Two actors received double recognition when the Library of Congress announced its most recent additions to the National Film Registry, a collection of classic films intended to highlight film preservation efforts and the depth and breadth of American film.
Bing Crosby, the popular midcentury crooner, starred in White Christmas (1954) and High Society (1956). And Denzel Washington starred in Glory (1989) and Philadelphia (1993), all now part of the registry’s roundup of the country’s most culturally significant films.
Created in 1988, the National Film Registry adds 25 films every year. New additions are usually announced in December of each calendar year. The Library of Congress did not explain why its 2025 films were announced in 2026.

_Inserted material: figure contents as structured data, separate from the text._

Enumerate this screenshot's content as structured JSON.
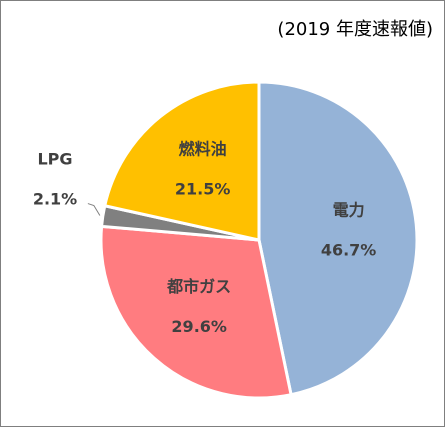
{
  "chart_data": {
    "type": "pie",
    "subtitle": "(2019 年度速報値)",
    "categories": [
      "電力",
      "都市ガス",
      "LPG",
      "燃料油"
    ],
    "values": [
      46.7,
      29.6,
      2.1,
      21.5
    ],
    "value_labels": [
      "46.7%",
      "29.6%",
      "2.1%",
      "21.5%"
    ],
    "colors": [
      "#95b3d7",
      "#ff7c80",
      "#808080",
      "#ffc000"
    ]
  }
}
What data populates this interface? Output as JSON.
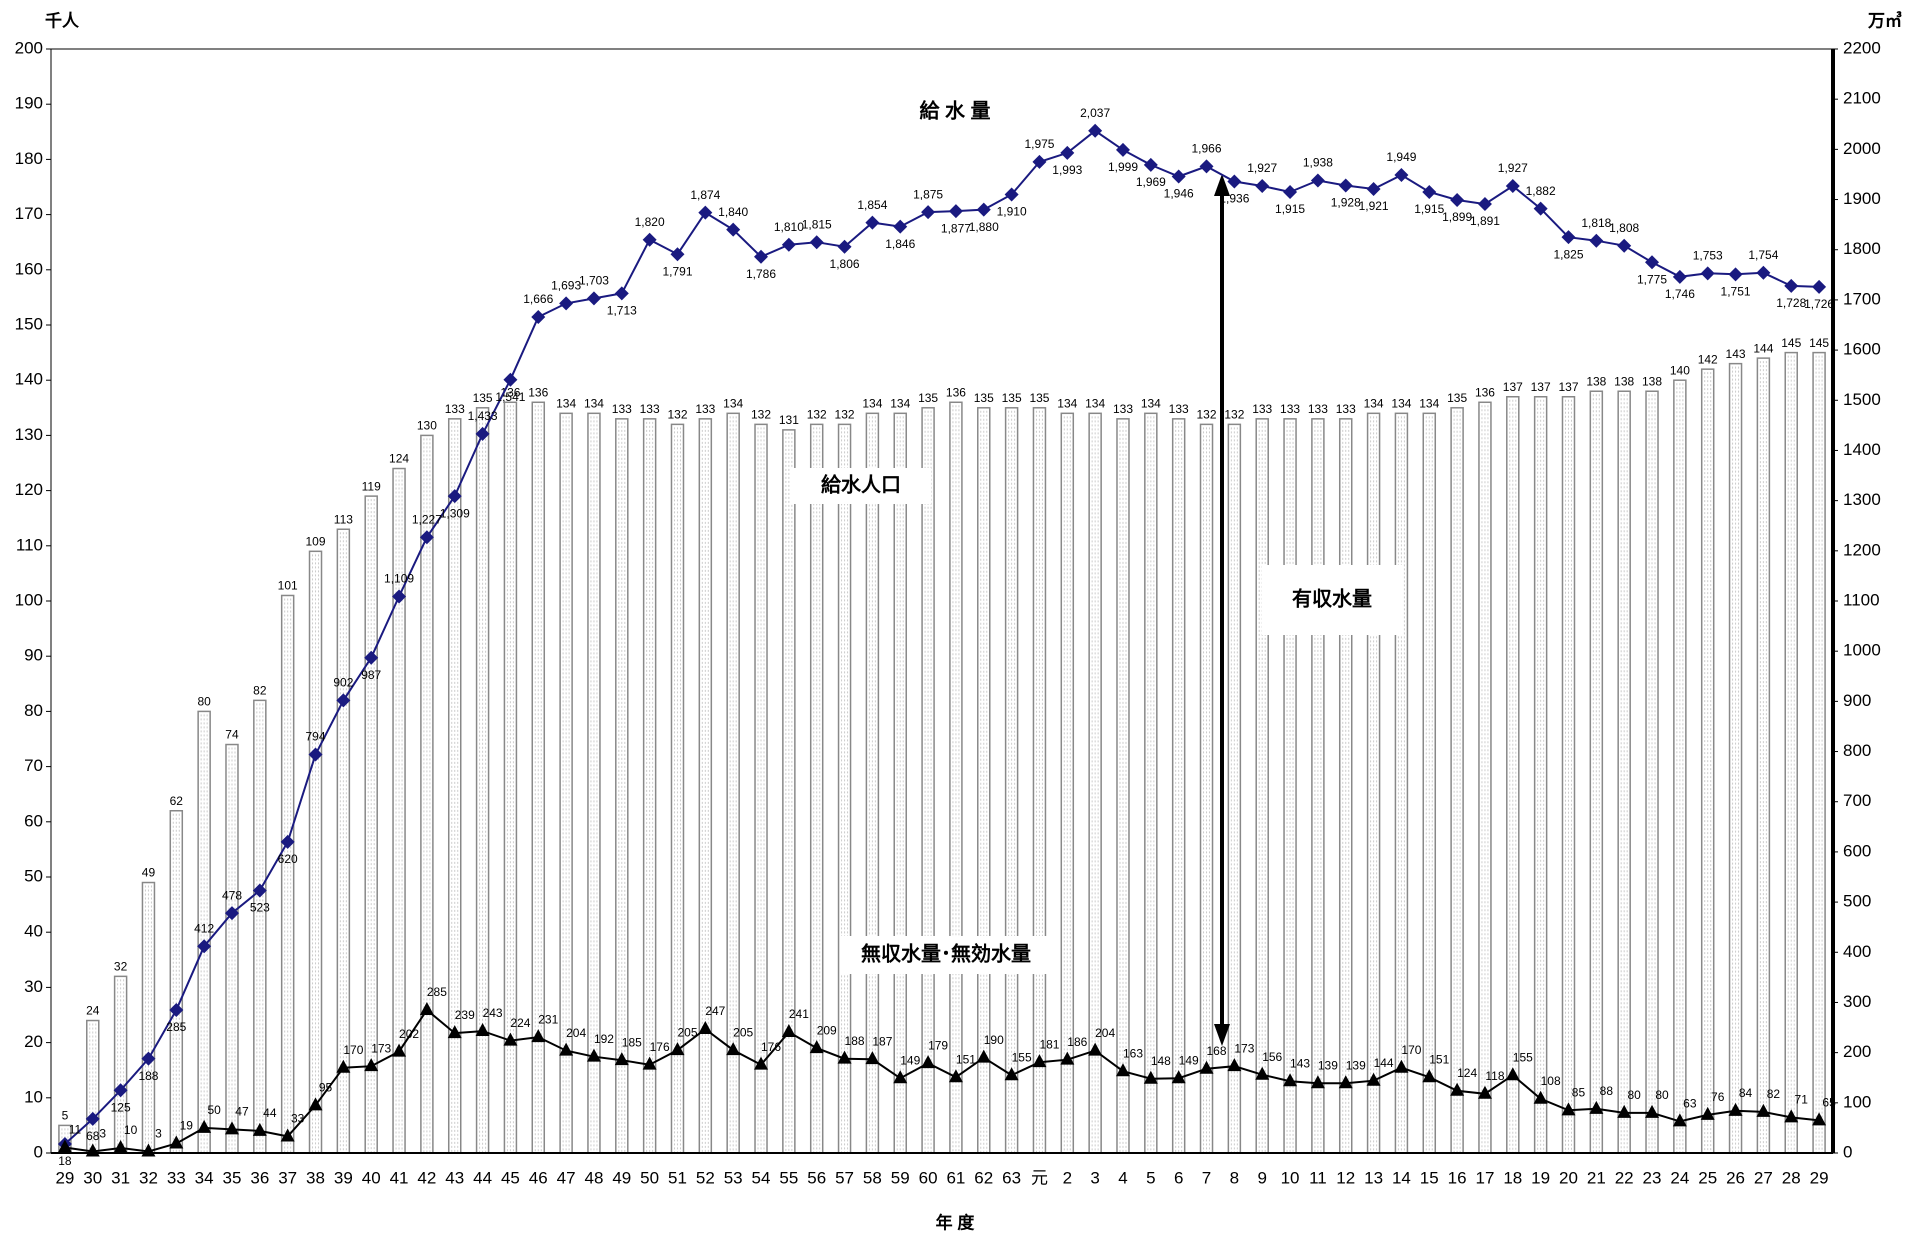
{
  "chart_data": {
    "type": "bar",
    "y_label": "千人",
    "y2_label": "万㎥",
    "x_label": "年 度",
    "annotations": [
      "給 水 量",
      "給水人口",
      "有収水量",
      "無収水量･無効水量"
    ],
    "categories": [
      "29",
      "30",
      "31",
      "32",
      "33",
      "34",
      "35",
      "36",
      "37",
      "38",
      "39",
      "40",
      "41",
      "42",
      "43",
      "44",
      "45",
      "46",
      "47",
      "48",
      "49",
      "50",
      "51",
      "52",
      "53",
      "54",
      "55",
      "56",
      "57",
      "58",
      "59",
      "60",
      "61",
      "62",
      "63",
      "元",
      "2",
      "3",
      "4",
      "5",
      "6",
      "7",
      "8",
      "9",
      "10",
      "11",
      "12",
      "13",
      "14",
      "15",
      "16",
      "17",
      "18",
      "19",
      "20",
      "21",
      "22",
      "23",
      "24",
      "25",
      "26",
      "27",
      "28",
      "29"
    ],
    "ylim": [
      0,
      200
    ],
    "yticks": [
      0,
      10,
      20,
      30,
      40,
      50,
      60,
      70,
      80,
      90,
      100,
      110,
      120,
      130,
      140,
      150,
      160,
      170,
      180,
      190,
      200
    ],
    "y2lim": [
      0,
      2200
    ],
    "y2ticks": [
      0,
      100,
      200,
      300,
      400,
      500,
      600,
      700,
      800,
      900,
      1000,
      1100,
      1200,
      1300,
      1400,
      1500,
      1600,
      1700,
      1800,
      1900,
      2000,
      2100,
      2200
    ],
    "series": [
      {
        "type": "bar",
        "axis": "y",
        "color": "#888888",
        "values": [
          5,
          24,
          32,
          49,
          62,
          80,
          74,
          82,
          101,
          109,
          113,
          119,
          124,
          130,
          133,
          135,
          136,
          136,
          134,
          134,
          133,
          133,
          132,
          133,
          134,
          132,
          131,
          132,
          132,
          134,
          134,
          135,
          136,
          135,
          135,
          135,
          134,
          134,
          133,
          134,
          133,
          132,
          132,
          133,
          133,
          133,
          133,
          134,
          134,
          134,
          135,
          136,
          137,
          137,
          137,
          138,
          138,
          138,
          140,
          142,
          143,
          144,
          145,
          145
        ]
      },
      {
        "type": "line",
        "axis": "y2",
        "color": "#1a1a80",
        "marker": "diamond",
        "values": [
          18,
          68,
          125,
          188,
          285,
          412,
          478,
          523,
          620,
          794,
          902,
          987,
          1109,
          1227,
          1309,
          1433,
          1541,
          1666,
          1693,
          1703,
          1713,
          1820,
          1791,
          1874,
          1840,
          1786,
          1810,
          1815,
          1806,
          1854,
          1846,
          1875,
          1877,
          1880,
          1910,
          1975,
          1993,
          2037,
          1999,
          1969,
          1946,
          1966,
          1936,
          1927,
          1915,
          1938,
          1928,
          1921,
          1949,
          1915,
          1899,
          1891,
          1927,
          1882,
          1825,
          1818,
          1808,
          1775,
          1746,
          1753,
          1751,
          1754,
          1728,
          1726
        ],
        "value_labels": [
          "18",
          "68",
          "125",
          "188",
          "285",
          "412",
          "478",
          "523",
          "620",
          "794",
          "902",
          "987",
          "1,109",
          "1,227",
          "1,309",
          "1,433",
          "1,541",
          "1,666",
          "1,693",
          "1,703",
          "1,713",
          "1,820",
          "1,791",
          "1,874",
          "1,840",
          "1,786",
          "1,810",
          "1,815",
          "1,806",
          "1,854",
          "1,846",
          "1,875",
          "1,877",
          "1,880",
          "1,910",
          "1,975",
          "1,993",
          "2,037",
          "1,999",
          "1,969",
          "1,946",
          "1,966",
          "1,936",
          "1,927",
          "1,915",
          "1,938",
          "1,928",
          "1,921",
          "1,949",
          "1,915",
          "1,899",
          "1,891",
          "1,927",
          "1,882",
          "1,825",
          "1,818",
          "1,808",
          "1,775",
          "1,746",
          "1,753",
          "1,751",
          "1,754",
          "1,728",
          "1,726"
        ]
      },
      {
        "type": "line",
        "axis": "y2",
        "color": "#000000",
        "marker": "triangle",
        "values": [
          11,
          3,
          10,
          3,
          19,
          50,
          47,
          44,
          33,
          95,
          170,
          173,
          202,
          285,
          239,
          243,
          224,
          231,
          204,
          192,
          185,
          176,
          205,
          247,
          205,
          176,
          241,
          209,
          188,
          187,
          149,
          179,
          151,
          190,
          155,
          181,
          186,
          204,
          163,
          148,
          149,
          168,
          173,
          156,
          143,
          139,
          139,
          144,
          170,
          151,
          124,
          118,
          155,
          108,
          85,
          88,
          80,
          80,
          63,
          76,
          84,
          82,
          71,
          65
        ]
      }
    ]
  }
}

Half a dozen silent films were added to the registry, more than usual. Many of them were recently discovered or restored. The oldest, The Tramp and the Dog (1896), is an early example of “pants humor,” which comes from the fun of watching people lose theirs. It is likely the first commercial film made in Chicago. The Oath of the Sword (1914) is the earliest known Asian American film, about a Japanese student in California yearning for his beloved back home.
Other newly added silent films include the first student film on record, made in 1916 at Washington University in St Louis, Mo. and Ten Nights in a Barroom (1926), a melodrama with an all-Black cast, one of only two surviving films made by the Colored Player Film Corporation of Philadelphia.